Fremont Peak on August 25
By Jay Reynolds Freeman

I was at Fremont Peak again on Monday 25 August, 1997. The marine layer over the coastal plain and off shore appeared thicker than it had been on either of the two preceding nights, but the wind stayed fairly calm, so the fog and cloud showed no tendency to move upslope and engulf the park. It was warm enough for much of the evening that I did not need either hat or jacket, though it got a little cooler and breezier near midnight.

I had my Intes six-inch, and chased down another bunch of objects on my "Herschel 2514" list. Most were galaxies, but not all -- NGC 7076 is a small, faint nebulous patch in Cepheus, and NGC 7067 is a tiny open cluster only a few degrees from M39. Some of the open clusters that Herschel found are listed non-existent in recent versions of the NGC, but there is an "object" of some sort at the position, perhaps a real cluster lost against background stars on deep plates, or a chance association of a few stars.

I looked at Jupiter and Saturn at about midnight; I just missed the double transit that several others reported, but saw the two moons nearly merged, off to the side of the planet. Seeing was pretty good.

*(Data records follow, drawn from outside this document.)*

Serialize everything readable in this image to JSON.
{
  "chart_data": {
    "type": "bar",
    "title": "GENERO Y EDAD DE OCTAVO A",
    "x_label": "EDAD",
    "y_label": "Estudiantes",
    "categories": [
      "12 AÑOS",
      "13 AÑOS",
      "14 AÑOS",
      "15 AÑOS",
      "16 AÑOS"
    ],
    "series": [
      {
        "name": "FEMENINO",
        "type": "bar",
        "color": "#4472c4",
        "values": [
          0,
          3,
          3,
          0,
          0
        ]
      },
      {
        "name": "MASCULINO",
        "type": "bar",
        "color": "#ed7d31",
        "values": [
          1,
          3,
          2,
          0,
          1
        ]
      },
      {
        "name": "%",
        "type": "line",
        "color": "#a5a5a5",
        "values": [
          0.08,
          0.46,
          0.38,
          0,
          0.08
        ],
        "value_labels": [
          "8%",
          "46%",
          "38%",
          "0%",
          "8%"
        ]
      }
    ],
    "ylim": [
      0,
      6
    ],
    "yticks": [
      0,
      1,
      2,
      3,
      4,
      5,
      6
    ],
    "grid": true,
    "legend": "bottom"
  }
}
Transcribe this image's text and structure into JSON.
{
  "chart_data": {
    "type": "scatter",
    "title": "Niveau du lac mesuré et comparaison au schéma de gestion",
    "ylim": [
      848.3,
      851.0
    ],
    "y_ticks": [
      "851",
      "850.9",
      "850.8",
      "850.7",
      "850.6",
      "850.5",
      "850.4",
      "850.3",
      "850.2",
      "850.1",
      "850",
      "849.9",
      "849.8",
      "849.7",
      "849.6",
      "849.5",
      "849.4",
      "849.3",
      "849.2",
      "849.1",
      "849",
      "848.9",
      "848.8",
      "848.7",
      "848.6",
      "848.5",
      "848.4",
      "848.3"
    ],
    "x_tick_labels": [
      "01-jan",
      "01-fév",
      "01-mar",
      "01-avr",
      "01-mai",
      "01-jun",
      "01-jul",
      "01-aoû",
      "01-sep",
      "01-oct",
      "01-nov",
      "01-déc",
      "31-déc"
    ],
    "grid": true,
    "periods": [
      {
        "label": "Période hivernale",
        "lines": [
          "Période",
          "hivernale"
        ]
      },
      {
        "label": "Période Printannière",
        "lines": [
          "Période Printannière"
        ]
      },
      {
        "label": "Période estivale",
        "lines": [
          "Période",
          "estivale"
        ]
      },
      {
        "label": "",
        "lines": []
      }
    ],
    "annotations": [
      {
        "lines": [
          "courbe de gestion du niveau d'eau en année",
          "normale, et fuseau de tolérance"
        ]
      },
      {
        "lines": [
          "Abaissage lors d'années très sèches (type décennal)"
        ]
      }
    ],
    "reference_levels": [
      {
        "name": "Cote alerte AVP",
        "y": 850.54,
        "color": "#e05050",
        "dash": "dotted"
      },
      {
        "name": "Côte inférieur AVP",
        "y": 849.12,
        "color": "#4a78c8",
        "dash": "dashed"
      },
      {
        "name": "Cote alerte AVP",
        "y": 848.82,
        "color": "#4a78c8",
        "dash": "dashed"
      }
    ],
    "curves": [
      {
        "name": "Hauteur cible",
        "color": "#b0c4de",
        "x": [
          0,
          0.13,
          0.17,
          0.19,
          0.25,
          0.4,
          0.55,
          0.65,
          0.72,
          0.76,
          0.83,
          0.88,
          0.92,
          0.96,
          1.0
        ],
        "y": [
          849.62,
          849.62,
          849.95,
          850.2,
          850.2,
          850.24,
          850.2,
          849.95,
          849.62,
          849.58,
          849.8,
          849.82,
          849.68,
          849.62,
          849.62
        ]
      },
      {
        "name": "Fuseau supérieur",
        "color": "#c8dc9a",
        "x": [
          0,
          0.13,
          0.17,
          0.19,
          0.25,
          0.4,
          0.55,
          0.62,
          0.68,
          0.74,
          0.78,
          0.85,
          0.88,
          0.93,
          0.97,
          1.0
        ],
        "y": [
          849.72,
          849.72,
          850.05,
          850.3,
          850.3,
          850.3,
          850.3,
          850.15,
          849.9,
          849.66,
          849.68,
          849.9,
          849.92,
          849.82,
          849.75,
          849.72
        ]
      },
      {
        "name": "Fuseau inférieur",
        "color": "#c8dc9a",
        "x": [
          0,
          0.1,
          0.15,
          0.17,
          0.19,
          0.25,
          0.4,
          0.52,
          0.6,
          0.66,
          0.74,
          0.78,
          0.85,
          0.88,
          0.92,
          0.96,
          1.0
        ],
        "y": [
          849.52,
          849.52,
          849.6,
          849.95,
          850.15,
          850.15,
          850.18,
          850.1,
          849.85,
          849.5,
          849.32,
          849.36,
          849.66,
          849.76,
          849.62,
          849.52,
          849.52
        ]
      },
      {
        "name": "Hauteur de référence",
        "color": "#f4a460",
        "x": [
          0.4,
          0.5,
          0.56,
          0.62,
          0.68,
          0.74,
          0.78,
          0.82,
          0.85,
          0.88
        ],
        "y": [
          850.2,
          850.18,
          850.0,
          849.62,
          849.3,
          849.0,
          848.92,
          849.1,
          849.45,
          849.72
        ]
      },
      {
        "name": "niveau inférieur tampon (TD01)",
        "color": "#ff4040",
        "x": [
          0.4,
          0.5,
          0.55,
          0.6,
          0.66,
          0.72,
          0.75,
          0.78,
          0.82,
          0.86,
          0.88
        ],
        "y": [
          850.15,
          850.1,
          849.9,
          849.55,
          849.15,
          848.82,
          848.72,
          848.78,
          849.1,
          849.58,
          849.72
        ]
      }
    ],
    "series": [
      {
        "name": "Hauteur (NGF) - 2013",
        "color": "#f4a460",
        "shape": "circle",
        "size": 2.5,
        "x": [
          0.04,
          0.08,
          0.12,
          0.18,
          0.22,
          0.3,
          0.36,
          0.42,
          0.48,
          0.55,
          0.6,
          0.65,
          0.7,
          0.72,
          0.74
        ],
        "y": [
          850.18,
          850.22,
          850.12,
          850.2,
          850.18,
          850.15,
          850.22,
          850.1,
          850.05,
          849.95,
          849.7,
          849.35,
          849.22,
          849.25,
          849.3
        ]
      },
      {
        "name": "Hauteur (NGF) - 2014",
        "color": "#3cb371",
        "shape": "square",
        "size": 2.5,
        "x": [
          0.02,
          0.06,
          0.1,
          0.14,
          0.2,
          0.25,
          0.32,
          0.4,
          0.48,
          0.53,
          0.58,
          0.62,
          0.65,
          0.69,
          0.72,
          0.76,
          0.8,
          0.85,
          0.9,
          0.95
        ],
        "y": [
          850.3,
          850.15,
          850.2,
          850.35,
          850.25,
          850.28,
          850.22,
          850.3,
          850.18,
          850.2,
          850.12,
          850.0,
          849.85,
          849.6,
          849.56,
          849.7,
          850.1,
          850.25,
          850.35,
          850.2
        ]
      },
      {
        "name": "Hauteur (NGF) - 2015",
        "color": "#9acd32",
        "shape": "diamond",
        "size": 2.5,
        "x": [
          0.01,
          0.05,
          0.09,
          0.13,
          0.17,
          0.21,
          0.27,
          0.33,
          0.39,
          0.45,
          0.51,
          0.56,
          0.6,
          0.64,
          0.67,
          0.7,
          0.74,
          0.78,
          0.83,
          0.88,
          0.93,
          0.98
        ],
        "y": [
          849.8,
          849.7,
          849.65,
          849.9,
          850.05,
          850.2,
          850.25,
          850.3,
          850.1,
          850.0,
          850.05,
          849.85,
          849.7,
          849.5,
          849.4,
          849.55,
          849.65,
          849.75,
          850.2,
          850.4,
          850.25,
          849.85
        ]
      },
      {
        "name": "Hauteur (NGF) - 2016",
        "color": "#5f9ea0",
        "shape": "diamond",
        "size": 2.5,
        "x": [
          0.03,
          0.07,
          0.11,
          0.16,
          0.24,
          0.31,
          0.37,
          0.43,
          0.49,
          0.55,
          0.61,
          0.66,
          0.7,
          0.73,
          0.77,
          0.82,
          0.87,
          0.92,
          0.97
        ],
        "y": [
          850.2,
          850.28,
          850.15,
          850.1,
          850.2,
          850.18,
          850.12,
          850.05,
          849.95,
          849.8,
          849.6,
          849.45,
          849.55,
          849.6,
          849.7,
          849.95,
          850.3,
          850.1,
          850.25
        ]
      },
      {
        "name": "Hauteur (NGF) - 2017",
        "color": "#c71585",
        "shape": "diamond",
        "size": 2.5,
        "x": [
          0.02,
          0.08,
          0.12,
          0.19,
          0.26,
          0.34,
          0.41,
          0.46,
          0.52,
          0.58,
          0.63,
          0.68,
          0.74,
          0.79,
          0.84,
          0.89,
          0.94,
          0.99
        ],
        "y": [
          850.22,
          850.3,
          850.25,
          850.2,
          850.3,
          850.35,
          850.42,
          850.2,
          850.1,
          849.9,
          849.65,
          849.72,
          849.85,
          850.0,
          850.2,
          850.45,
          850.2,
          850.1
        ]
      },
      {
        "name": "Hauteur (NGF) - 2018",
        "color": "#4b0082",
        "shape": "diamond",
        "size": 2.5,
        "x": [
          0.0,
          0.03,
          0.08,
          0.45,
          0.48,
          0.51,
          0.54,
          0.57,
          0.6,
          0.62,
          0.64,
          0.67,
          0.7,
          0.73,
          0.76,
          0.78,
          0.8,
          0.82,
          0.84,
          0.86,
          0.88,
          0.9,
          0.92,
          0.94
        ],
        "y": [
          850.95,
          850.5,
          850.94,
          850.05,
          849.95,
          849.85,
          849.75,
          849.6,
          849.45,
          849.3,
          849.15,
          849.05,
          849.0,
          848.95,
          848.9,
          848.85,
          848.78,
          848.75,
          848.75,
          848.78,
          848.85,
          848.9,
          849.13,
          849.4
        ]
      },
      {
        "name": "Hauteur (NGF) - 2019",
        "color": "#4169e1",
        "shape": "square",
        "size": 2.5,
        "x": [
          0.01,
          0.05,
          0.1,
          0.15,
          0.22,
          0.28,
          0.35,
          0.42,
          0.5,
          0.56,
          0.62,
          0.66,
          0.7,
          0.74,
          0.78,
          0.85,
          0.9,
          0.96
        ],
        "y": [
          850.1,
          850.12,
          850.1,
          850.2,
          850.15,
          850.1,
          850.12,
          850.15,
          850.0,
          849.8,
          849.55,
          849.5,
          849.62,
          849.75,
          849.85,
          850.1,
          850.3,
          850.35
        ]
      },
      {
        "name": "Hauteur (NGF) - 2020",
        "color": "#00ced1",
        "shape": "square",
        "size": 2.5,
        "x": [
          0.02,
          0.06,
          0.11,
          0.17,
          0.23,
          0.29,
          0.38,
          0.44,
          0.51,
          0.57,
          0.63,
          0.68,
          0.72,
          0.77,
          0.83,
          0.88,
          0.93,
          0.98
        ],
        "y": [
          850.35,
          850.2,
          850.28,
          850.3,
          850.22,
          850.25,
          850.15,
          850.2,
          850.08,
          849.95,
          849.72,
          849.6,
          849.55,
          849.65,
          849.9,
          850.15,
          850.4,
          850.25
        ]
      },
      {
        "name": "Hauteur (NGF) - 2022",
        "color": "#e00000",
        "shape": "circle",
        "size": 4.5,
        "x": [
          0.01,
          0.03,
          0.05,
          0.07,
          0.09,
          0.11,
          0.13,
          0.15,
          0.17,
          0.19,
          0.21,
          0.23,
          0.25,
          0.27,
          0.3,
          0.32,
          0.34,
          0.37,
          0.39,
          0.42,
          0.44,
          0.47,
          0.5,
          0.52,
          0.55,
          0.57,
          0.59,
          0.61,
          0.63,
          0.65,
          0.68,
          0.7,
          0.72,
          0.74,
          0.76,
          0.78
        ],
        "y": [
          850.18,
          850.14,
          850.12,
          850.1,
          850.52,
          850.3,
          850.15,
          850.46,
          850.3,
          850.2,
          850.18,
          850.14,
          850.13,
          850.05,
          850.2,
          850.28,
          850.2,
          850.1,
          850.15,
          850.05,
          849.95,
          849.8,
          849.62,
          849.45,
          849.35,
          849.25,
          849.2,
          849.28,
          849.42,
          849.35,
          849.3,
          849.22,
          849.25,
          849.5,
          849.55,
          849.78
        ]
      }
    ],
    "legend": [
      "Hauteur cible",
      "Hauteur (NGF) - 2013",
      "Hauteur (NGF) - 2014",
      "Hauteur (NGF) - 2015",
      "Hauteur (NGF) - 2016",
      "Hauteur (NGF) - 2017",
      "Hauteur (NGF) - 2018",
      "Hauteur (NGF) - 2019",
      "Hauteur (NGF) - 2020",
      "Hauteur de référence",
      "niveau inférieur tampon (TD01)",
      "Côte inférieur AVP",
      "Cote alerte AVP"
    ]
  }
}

I was not alone in the southwest parking lot: Two TAC newcomers showed up with a new 10-inch Meade equatorially-mounted Newtonian. They were having trouble polar-aligning, the mount being a little wobbly. I only looked through their telescope briefly -- it gave a nice view of the Dumbbell Nebula, M27.

On the way back down the road, I saw a gray fox, an opossum, and -- on the flats nearly all the way to the outskirts of San Juan Bautista -- two deer, trotting across the road and leaping the agricultural fencing with grace and ease.